Rick Santorum's 'Snob' Lob Against Obama Brings GOP Governors To President's Defense

GOP Governors Defend Obama From Santorum's 'Snob' Lob

WASHINGTON, D.C. -- Some of the leading Republican governors are coming to President Barack Obama's defense against charges from former Senator Rick Santorum that the president's push for universal higher education amounts to intellectual and political snobbery.

Speaking to reporters outside of the White House after a meeting between the nation's governors and the president, Gov. Bob McDonnell went out of his way to praise the administration's education policy, calling it one of the few areas of bipartisan consensus. He added that the pursuit of a college education was something that all lawmakers should push students to consider.

"I wish [Santorum] had said it differently," said the Virginia Republican. "I'm pushing in Virginia this year 100,000 new degrees over the next 15 years. I want more college graduates. But that means community college and four-year universities, but not to the exclusion of realizing that some people are going to graduate from high school and be in the trades. What we say is we want somebody to be career ready or college ready. If we haven't done one of those two things for the young people, we have failed you."

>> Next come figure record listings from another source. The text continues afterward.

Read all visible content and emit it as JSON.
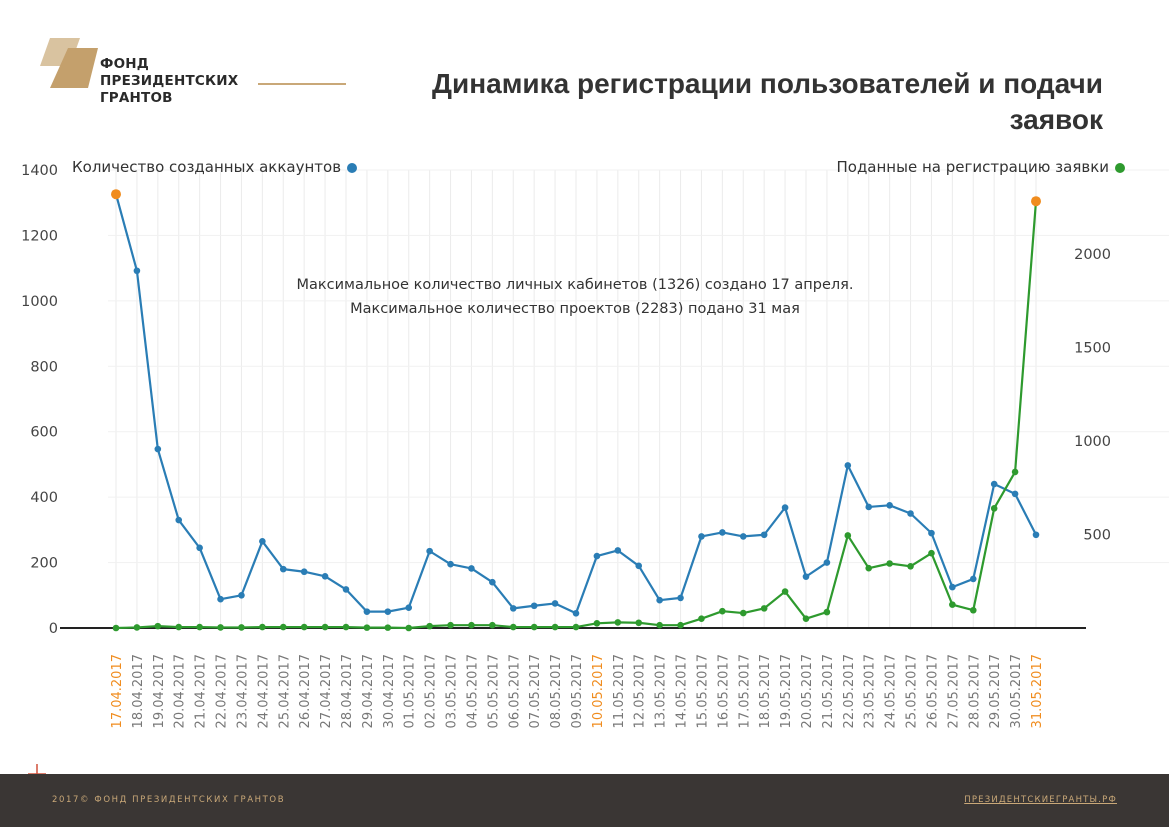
{
  "header": {
    "logo_lines": [
      "ФОНД",
      "ПРЕЗИДЕНТСКИХ",
      "ГРАНТОВ"
    ],
    "title": "Динамика регистрации пользователей и подачи заявок"
  },
  "footer": {
    "copyright": "2017© ФОНД ПРЕЗИДЕНТСКИХ ГРАНТОВ",
    "site": "ПРЕЗИДЕНТСКИЕГРАНТЫ.РФ"
  },
  "colors": {
    "accounts": "#2a7db5",
    "applications": "#2e9a2e",
    "highlight": "#f08c1e",
    "brand": "#c9a878",
    "footer_bg": "#3a3634"
  },
  "chart_data": {
    "type": "line",
    "annotation": [
      "Максимальное количество личных кабинетов (1326) создано 17 апреля.",
      "Максимальное количество проектов (2283) подано 31 мая"
    ],
    "x": [
      "17.04.2017",
      "18.04.2017",
      "19.04.2017",
      "20.04.2017",
      "21.04.2017",
      "22.04.2017",
      "23.04.2017",
      "24.04.2017",
      "25.04.2017",
      "26.04.2017",
      "27.04.2017",
      "28.04.2017",
      "29.04.2017",
      "30.04.2017",
      "01.05.2017",
      "02.05.2017",
      "03.05.2017",
      "04.05.2017",
      "05.05.2017",
      "06.05.2017",
      "07.05.2017",
      "08.05.2017",
      "09.05.2017",
      "10.05.2017",
      "11.05.2017",
      "12.05.2017",
      "13.05.2017",
      "14.05.2017",
      "15.05.2017",
      "16.05.2017",
      "17.05.2017",
      "18.05.2017",
      "19.05.2017",
      "20.05.2017",
      "21.05.2017",
      "22.05.2017",
      "23.05.2017",
      "24.05.2017",
      "25.05.2017",
      "26.05.2017",
      "27.05.2017",
      "28.05.2017",
      "29.05.2017",
      "30.05.2017",
      "31.05.2017"
    ],
    "highlighted_x": [
      "17.04.2017",
      "10.05.2017",
      "31.05.2017"
    ],
    "series": [
      {
        "name": "Количество созданных аккаунтов",
        "axis": "left",
        "values": [
          1326,
          1092,
          547,
          330,
          245,
          88,
          100,
          265,
          180,
          172,
          158,
          118,
          50,
          50,
          62,
          235,
          195,
          182,
          140,
          60,
          68,
          75,
          45,
          220,
          237,
          190,
          85,
          92,
          280,
          292,
          280,
          285,
          368,
          157,
          200,
          497,
          370,
          375,
          350,
          290,
          125,
          150,
          440,
          410,
          285
        ],
        "max_point": {
          "x": "17.04.2017",
          "value": 1326
        }
      },
      {
        "name": "Поданные на регистрацию заявки",
        "axis": "right",
        "values": [
          0,
          3,
          10,
          5,
          5,
          3,
          3,
          5,
          5,
          5,
          5,
          5,
          2,
          2,
          0,
          10,
          15,
          15,
          15,
          5,
          5,
          5,
          5,
          25,
          30,
          28,
          15,
          15,
          50,
          90,
          80,
          105,
          195,
          50,
          85,
          495,
          320,
          345,
          330,
          400,
          125,
          95,
          640,
          835,
          2283
        ],
        "max_point": {
          "x": "31.05.2017",
          "value": 2283
        }
      }
    ],
    "y_left": {
      "min": 0,
      "max": 1400,
      "ticks": [
        0,
        200,
        400,
        600,
        800,
        1000,
        1200,
        1400
      ]
    },
    "y_right": {
      "min": 0,
      "max": 2450,
      "ticks": [
        500,
        1000,
        1500,
        2000
      ]
    },
    "grid": "vertical"
  }
}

McDonnell's comments represent the second time in as many days that a surrogate for former Massachusetts Governor Mitt Romney sided with the president over Santorum. On CBS' "Face the Nation," Gov. Chris Christie was characteristically blunt in downplaying Santorum's criticism of Obama as a "snob" for wanting "everybody in America to go to college."

"I think that's probably over the line," said the New Jersey governor, adding that if Santorum was against the proposition of ensuring children are college educated or career ready, "I don't think that makes any sense."

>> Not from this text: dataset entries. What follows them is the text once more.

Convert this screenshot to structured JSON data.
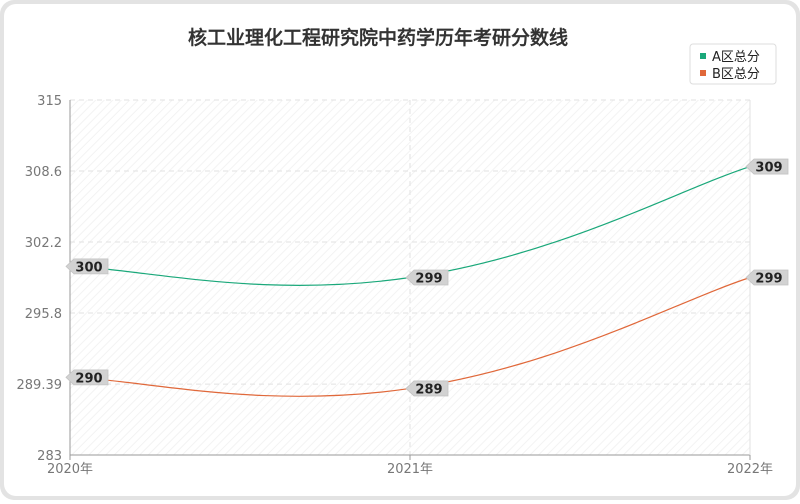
{
  "chart_data": {
    "type": "line",
    "title": "核工业理化工程研究院中药学历年考研分数线",
    "categories": [
      "2020年",
      "2021年",
      "2022年"
    ],
    "y_ticks": [
      "283",
      "289.39",
      "295.8",
      "302.2",
      "308.6",
      "315"
    ],
    "ylim": [
      283,
      315
    ],
    "grid": true,
    "legend_position": "top-right",
    "series": [
      {
        "name": "A区总分",
        "color": "#1aa87a",
        "values": [
          300,
          299,
          309
        ],
        "labels": [
          "300",
          "299",
          "309"
        ]
      },
      {
        "name": "B区总分",
        "color": "#e0683a",
        "values": [
          290,
          289,
          299
        ],
        "labels": [
          "290",
          "289",
          "299"
        ]
      }
    ]
  },
  "colors": {
    "frame_bg": "#e3e3e3",
    "plot_bg": "#ffffff",
    "grid": "#e6e6e6",
    "label_bg": "#d2d2d2"
  }
}
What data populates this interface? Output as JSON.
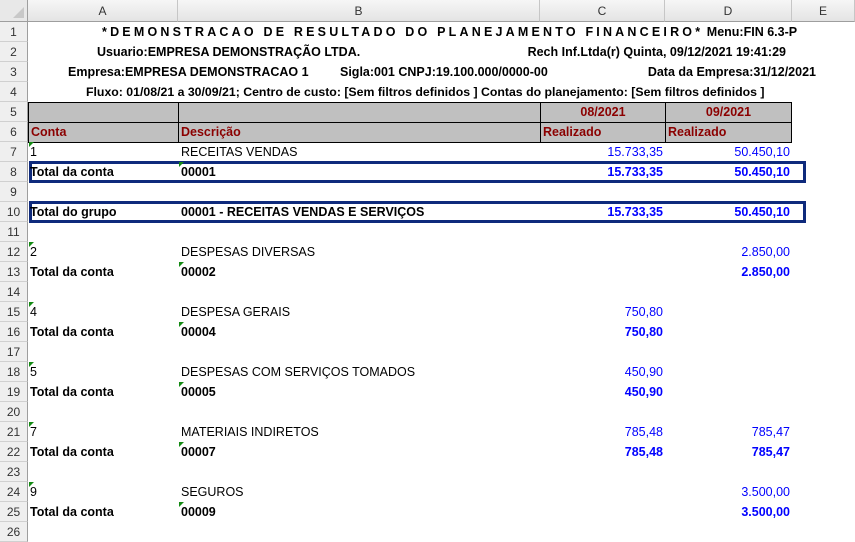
{
  "columns": [
    "A",
    "B",
    "C",
    "D",
    "E"
  ],
  "header": {
    "title": "*DEMONSTRACAO DE RESULTADO DO PLANEJAMENTO FINANCEIRO*",
    "menu": "Menu:FIN 6.3-P",
    "usuario": "Usuario:EMPRESA DEMONSTRAÇÃO LTDA.",
    "rech": "Rech Inf.Ltda(r)  Quinta, 09/12/2021 19:41:29",
    "empresa": "Empresa:EMPRESA DEMONSTRACAO 1",
    "sigla": "Sigla:001   CNPJ:19.100.000/0000-00",
    "data_empresa": "Data da Empresa:31/12/2021",
    "fluxo": "Fluxo: 01/08/21 a 30/09/21; Centro de custo: [Sem filtros definidos ] Contas do planejamento: [Sem filtros definidos ]"
  },
  "table_header": {
    "period_c": "08/2021",
    "period_d": "09/2021",
    "conta": "Conta",
    "descricao": "Descrição",
    "realizado_c": "Realizado",
    "realizado_d": "Realizado"
  },
  "rows": [
    {
      "n": 7,
      "a": "1",
      "b": "RECEITAS VENDAS",
      "c": "15.733,35",
      "d": "50.450,10",
      "bold": false,
      "markA": true
    },
    {
      "n": 8,
      "a": "Total da conta",
      "b": "00001",
      "c": "15.733,35",
      "d": "50.450,10",
      "bold": true,
      "markB": true,
      "boxed": true
    },
    {
      "n": 9
    },
    {
      "n": 10,
      "a": "Total do grupo",
      "b": "00001 - RECEITAS VENDAS E SERVIÇOS",
      "c": "15.733,35",
      "d": "50.450,10",
      "bold": true,
      "boxed": true
    },
    {
      "n": 11
    },
    {
      "n": 12,
      "a": "2",
      "b": "DESPESAS DIVERSAS",
      "c": "",
      "d": "2.850,00",
      "bold": false,
      "markA": true
    },
    {
      "n": 13,
      "a": "Total da conta",
      "b": "00002",
      "c": "",
      "d": "2.850,00",
      "bold": true,
      "markB": true
    },
    {
      "n": 14
    },
    {
      "n": 15,
      "a": "4",
      "b": "DESPESA GERAIS",
      "c": "750,80",
      "d": "",
      "bold": false,
      "markA": true
    },
    {
      "n": 16,
      "a": "Total da conta",
      "b": "00004",
      "c": "750,80",
      "d": "",
      "bold": true,
      "markB": true
    },
    {
      "n": 17
    },
    {
      "n": 18,
      "a": "5",
      "b": "DESPESAS COM SERVIÇOS TOMADOS",
      "c": "450,90",
      "d": "",
      "bold": false,
      "markA": true
    },
    {
      "n": 19,
      "a": "Total da conta",
      "b": "00005",
      "c": "450,90",
      "d": "",
      "bold": true,
      "markB": true
    },
    {
      "n": 20
    },
    {
      "n": 21,
      "a": "7",
      "b": "MATERIAIS INDIRETOS",
      "c": "785,48",
      "d": "785,47",
      "bold": false,
      "markA": true
    },
    {
      "n": 22,
      "a": "Total da conta",
      "b": "00007",
      "c": "785,48",
      "d": "785,47",
      "bold": true,
      "markB": true
    },
    {
      "n": 23
    },
    {
      "n": 24,
      "a": "9",
      "b": "SEGUROS",
      "c": "",
      "d": "3.500,00",
      "bold": false,
      "markA": true
    },
    {
      "n": 25,
      "a": "Total da conta",
      "b": "00009",
      "c": "",
      "d": "3.500,00",
      "bold": true,
      "markB": true
    },
    {
      "n": 26
    }
  ]
}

Despite the pushback, Santorum hasn't wavered from his original objection. Appearing on several Sunday shows, the former senator distinguished his support for educational opportunity with what he argued was the president's belief that every student had to go to college to advance in life (something Obama has never appeared to have said). Adding a conspiratorial twist to the plot, Santorum argued that the president's encouragement of college education was being done as a form of political base building. Colleges, he said, were "indoctrination mills" for the liberal elite.

The fact that few, if any, governors have been willing to back this point underscores both its outlandishness and how education policy remains one of the few wellsprings of bipartisanship. McDonnell and Christie may be Romney surrogates -- they also may run states with moderate, if not progressive-leaning electorates -- but they are hardly the only ones siding with Obama.

"Bob is right," Gov. Phil Bryant (R-Miss.) told reporters as he stood next to McDonnell, just yards away from the West Wing. Arguing that students who didn't pursue college degrees shouldn't be stigmatized, the newly elected Mississippi governor (who hasn't endorsed Romney) explicitly acknowledged that the president wasn't doing anything of the sort.

"[I]f a child decides that he does not want to go on to higher education, we should not somehow think he has failed," said Bryant. "He or she can do a great job contributing to this economy coming out of community college. The president was behind that. I believe today he said he would help with the bully pulpit of encouraging more folks who want to go into that type of training, and I think we should all do that."